It's OK to violate the Constitution if doing so promotes one's own ideas. Especially for a great idea like abolishing slavery or keeping the Union together. Others do that too regarding their own "great ideas". It's done all the time with the 1st amendment regarding both religion and speech; the 2nd and gun rights. Or it's even permissible to find things in it that aren't there like the "Constitutional right to privacy" to protect abortion so American children can be murdered without consequence. Many justify the violation of the clear language of the Constitution to mold society to conform to their personal ideas.
You asked, "States Rights to do 'what' exactly? The right for the people of each state to decide for themselves how their own local society should be ordered. Not for some bureaucrat thousands of miles away to dictate and regulate it.
The Constitution is clear: Amendment 10 - Powers of the States and People. Ratified 12/15/1791. Note The powers not delegated to the United States by the Constitution, nor prohibited by it to the States, are reserved to the States respectively, or to the people.
Nations are never permanent. National borders are never permanent.

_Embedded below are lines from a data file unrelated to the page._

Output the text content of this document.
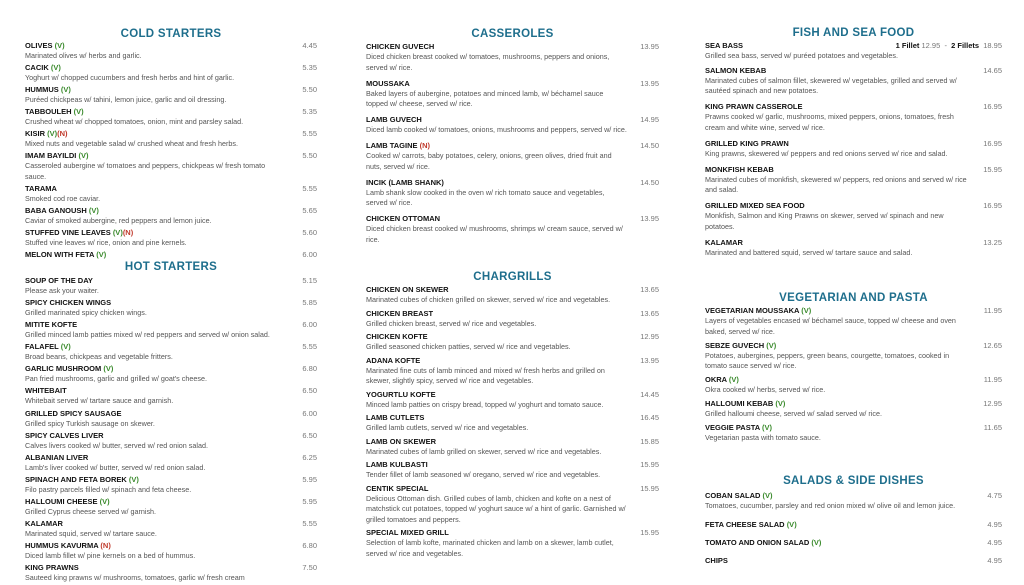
COLD STARTERS
OLIVES (V)	4.45
Marinated olives w/ herbs and garlic.
CACIK (V)	5.35
Yoghurt w/ chopped cucumbers and fresh herbs and hint of garlic.
HUMMUS (V)	5.50
Puréed chickpeas w/ tahini, lemon juice, garlic and oil dressing.
TABBOULEH (V)	5.35
Crushed wheat w/ chopped tomatoes, onion, mint and parsley salad.
KISIR (V)(N)	5.55
Mixed nuts and vegetable salad w/ crushed wheat and fresh herbs.
IMAM BAYILDI (V)	5.50
Casseroled aubergine w/ tomatoes and peppers, chickpeas w/ fresh tomato sauce.
TARAMA	5.55
Smoked cod roe caviar.
BABA GANOUSH (V)	5.65
Caviar of smoked aubergine, red peppers and lemon juice.
STUFFED VINE LEAVES (V)(N)	5.60
Stuffed vine leaves w/ rice, onion and pine kernels.
MELON WITH FETA (V)	6.00
HOT STARTERS
SOUP OF THE DAY	5.15
Please ask your waiter.
SPICY CHICKEN WINGS	5.85
Grilled marinated spicy chicken wings.
MITITE KOFTE	6.00
Grilled minced lamb patties mixed w/ red peppers and served w/ onion salad.
FALAFEL (V)	5.55
Broad beans, chickpeas and vegetable fritters.
GARLIC MUSHROOM (V)	6.80
Pan fried mushrooms, garlic and grilled w/ goat's cheese.
WHITEBAIT	6.50
Whitebait served w/ tartare sauce and garnish.
GRILLED SPICY SAUSAGE	6.00
Grilled spicy Turkish sausage on skewer.
SPICY CALVES LIVER	6.50
Calves livers cooked w/ butter, served w/ red onion salad.
ALBANIAN LIVER	6.25
Lamb's liver cooked w/ butter, served w/ red onion salad.
SPINACH AND FETA BOREK (V)	5.95
Filo pastry parcels filled w/ spinach and feta cheese.
HALLOUMI CHEESE (V)	5.95
Grilled Cyprus cheese served w/ garnish.
KALAMAR	5.55
Marinated squid, served w/ tartare sauce.
HUMMUS KAVURMA (N)	6.80
Diced lamb fillet w/ pine kernels on a bed of hummus.
KING PRAWNS	7.50
Sauteed king prawns w/ mushrooms, tomatoes, garlic w/ fresh cream
CASSEROLES
CHICKEN GUVECH	13.95
Diced chicken breast cooked w/ tomatoes, mushrooms, peppers and onions, served w/ rice.
MOUSSAKA	13.95
Baked layers of aubergine, potatoes and minced lamb, w/ béchamel sauce topped w/ cheese, served w/ rice.
LAMB GUVECH	14.95
Diced lamb cooked w/ tomatoes, onions, mushrooms and peppers, served w/ rice.
LAMB TAGINE (N)	14.50
Cooked w/ carrots, baby potatoes, celery, onions, green olives, dried fruit and nuts, served w/ rice.
INCIK (LAMB SHANK)	14.50
Lamb shank slow cooked in the oven w/ rich tomato sauce and vegetables, served w/ rice.
CHICKEN OTTOMAN	13.95
Diced chicken breast cooked w/ mushrooms, shrimps w/ cream sauce, served w/ rice.
CHARGRILLS
CHICKEN ON SKEWER	13.65
Marinated cubes of chicken grilled on skewer, served w/ rice and vegetables.
CHICKEN BREAST	13.65
Grilled chicken breast, served w/ rice and vegetables.
CHICKEN KOFTE	12.95
Grilled seasoned chicken patties, served w/ rice and vegetables.
ADANA KOFTE	13.95
Marinated fine cuts of lamb minced and mixed w/ fresh herbs and grilled on skewer, slightly spicy, served w/ rice and vegetables.
YOGURTLU KOFTE	14.45
Minced lamb patties on crispy bread, topped w/ yoghurt and tomato sauce.
LAMB CUTLETS	16.45
Grilled lamb cutlets, served w/ rice and vegetables.
LAMB ON SKEWER	15.85
Marinated cubes of lamb grilled on skewer, served w/ rice and vegetables.
LAMB KULBASTI	15.95
Tender fillet of lamb seasoned w/ oregano, served w/ rice and vegetables.
CENTIK SPECIAL	15.95
Delicious Ottoman dish. Grilled cubes of lamb, chicken and kofte on a nest of matchstick cut potatoes, topped w/ yoghurt sauce w/ a hint of garlic. Garnished w/ grilled tomatoes and peppers.
SPECIAL MIXED GRILL	15.95
Selection of lamb kofte, marinated chicken and lamb on a skewer, lamb cutlet, served w/ rice and vegetables.
FISH AND SEA FOOD
SEA BASS	1 Fillet 12.95 - 2 Fillets 18.95
Grilled sea bass, served w/ puréed potatoes and vegetables.
SALMON KEBAB	14.65
Marinated cubes of salmon fillet, skewered w/ vegetables, grilled and served w/ sautéed spinach and new potatoes.
KING PRAWN CASSEROLE	16.95
Prawns cooked w/ garlic, mushrooms, mixed peppers, onions, tomatoes, fresh cream and white wine, served w/ rice.
GRILLED KING PRAWN	16.95
King prawns, skewered w/ peppers and red onions served w/ rice and salad.
MONKFISH KEBAB	15.95
Marinated cubes of monkfish, skewered w/ peppers, red onions and served w/ rice and salad.
GRILLED MIXED SEA FOOD	16.95
Monkfish, Salmon and King Prawns on skewer, served w/ spinach and new potatoes.
KALAMAR	13.25
Marinated and battered squid, served w/ tartare sauce and salad.
VEGETARIAN AND PASTA
VEGETARIAN MOUSSAKA (V)	11.95
Layers of vegetables encased w/ béchamel sauce, topped w/ cheese and oven baked, served w/ rice.
SEBZE GUVECH (V)	12.65
Potatoes, aubergines, peppers, green beans, courgette, tomatoes, cooked in tomato sauce served w/ rice.
OKRA (V)	11.95
Okra cooked w/ herbs, served w/ rice.
HALLOUMI KEBAB (V)	12.95
Grilled halloumi cheese, served w/ salad served w/ rice.
VEGGIE PASTA (V)	11.65
Vegetarian pasta with tomato sauce.
SALADS & SIDE DISHES
COBAN SALAD (V)	4.75
Tomatoes, cucumber, parsley and red onion mixed w/ olive oil and lemon juice.
FETA CHEESE SALAD (V)	4.95
TOMATO AND ONION SALAD (V)	4.95
CHIPS	4.95
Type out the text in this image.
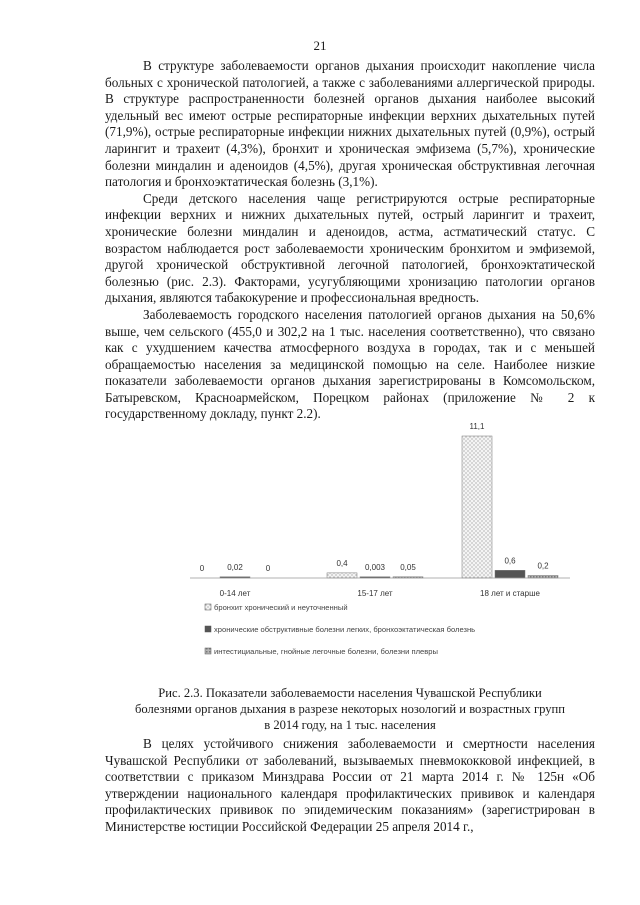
21

В структуре заболеваемости органов дыхания происходит накопление числа больных с хронической патологией, а также с заболеваниями аллергической природы. В структуре распространенности болезней органов дыхания наиболее высокий удельный вес имеют острые респираторные инфекции верхних дыхательных путей (71,9%), острые респираторные инфекции нижних дыхательных путей (0,9%), острый ларингит и трахеит (4,3%), бронхит и хроническая эмфизема (5,7%), хронические болезни миндалин и аденоидов (4,5%), другая хроническая обструктивная легочная патология и бронхоэктатическая болезнь (3,1%).

Среди детского населения чаще регистрируются острые респираторные инфекции верхних и нижних дыхательных путей, острый ларингит и трахеит, хронические болезни миндалин и аденоидов, астма, астматический статус. С возрастом наблюдается рост заболеваемости хроническим бронхитом и эмфиземой, другой хронической обструктивной легочной патологией, бронхоэктатической болезнью (рис. 2.3). Факторами, усугубляющими хронизацию патологии органов дыхания, являются табакокурение и профессиональная вредность.

Заболеваемость городского населения патологией органов дыхания на 50,6% выше, чем сельского (455,0 и 302,2 на 1 тыс. населения соответственно), что связано как с ухудшением качества атмосферного воздуха в городах, так и с меньшей обращаемостью населения за медицинской помощью на селе. Наиболее низкие показатели заболеваемости органов дыхания зарегистрированы в Комсомольском, Батыревском, Красноармейском, Порецком районах (приложение № 2 к государственному докладу, пункт 2.2).

0	0,02	0
0,4 0,003 0,05
11,1
0,6
0,2
0-14 лет	15-17 лет	18 лет и старше
бронхит хронический и неуточненный
хронические обструктивные болезни легких, бронхоэктатическая болезнь
интестициальные, гнойные легочные болезни, болезни плевры
Рис. 2.3. Показатели заболеваемости населения Чувашской Республики
болезнями органов дыхания в разрезе некоторых нозологий и возрастных групп
в 2014 году, на 1 тыс. населения

В целях устойчивого снижения заболеваемости и смертности населения Чувашской Республики от заболеваний, вызываемых пневмококковой инфекцией, в соответствии с приказом Минздрава России от 21 марта 2014 г. № 125н «Об утверждении национального календаря профилактических прививок и календаря профилактических прививок по эпидемическим показаниям» (зарегистрирован в Министерстве юстиции Российской Федерации 25 апреля 2014 г.,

Persia, Assyria, Greece, Rome, The Dynasties of China, The Empires of England and Japan all disintegrated a piece at a time until they grew too weak to defend against the rise of competitor nations.
America's ultimate fate is no different. Eventually, we will either be defeated by another or disintegrate from within due to the misguided or corrupt efforts of people willing to violate the principles which led to greatness, for the sake of their own issue. Perhaps that will be 1,000 years from now. Perhaps sooner.
There will either be one Constitution that 300 million Americans agree to abide by resulting in an orderly society or there will be 300 million ideas as to what the Constitution means and growing anarchy.
‘You asked, “States Rights to do ‘what’ exactly? The right for the people of each state to decide for themselves how their own local society should be ordered. Not for some bureaucrat thousands of miles away to dictate and regulate it.’
First, I agree with everything you said in the 1st paragraph of your post.
That said, I wasn’t actualy ‘asking’ States Rights to do what exactly. It was rhetorical. The CSA constitution ANSWERED that question in 1860.
It was about economics. Everything beyond that was a rationalization, including the ‘Lost Cause’ myth promoted by Jubal Early, and many others that were bitter about losing the Civil War, and sought scapegoats. Longstreet was a particular target of Early, he needed one to hang the blame on and make the ‘Lost Cause’ myth ‘fit’.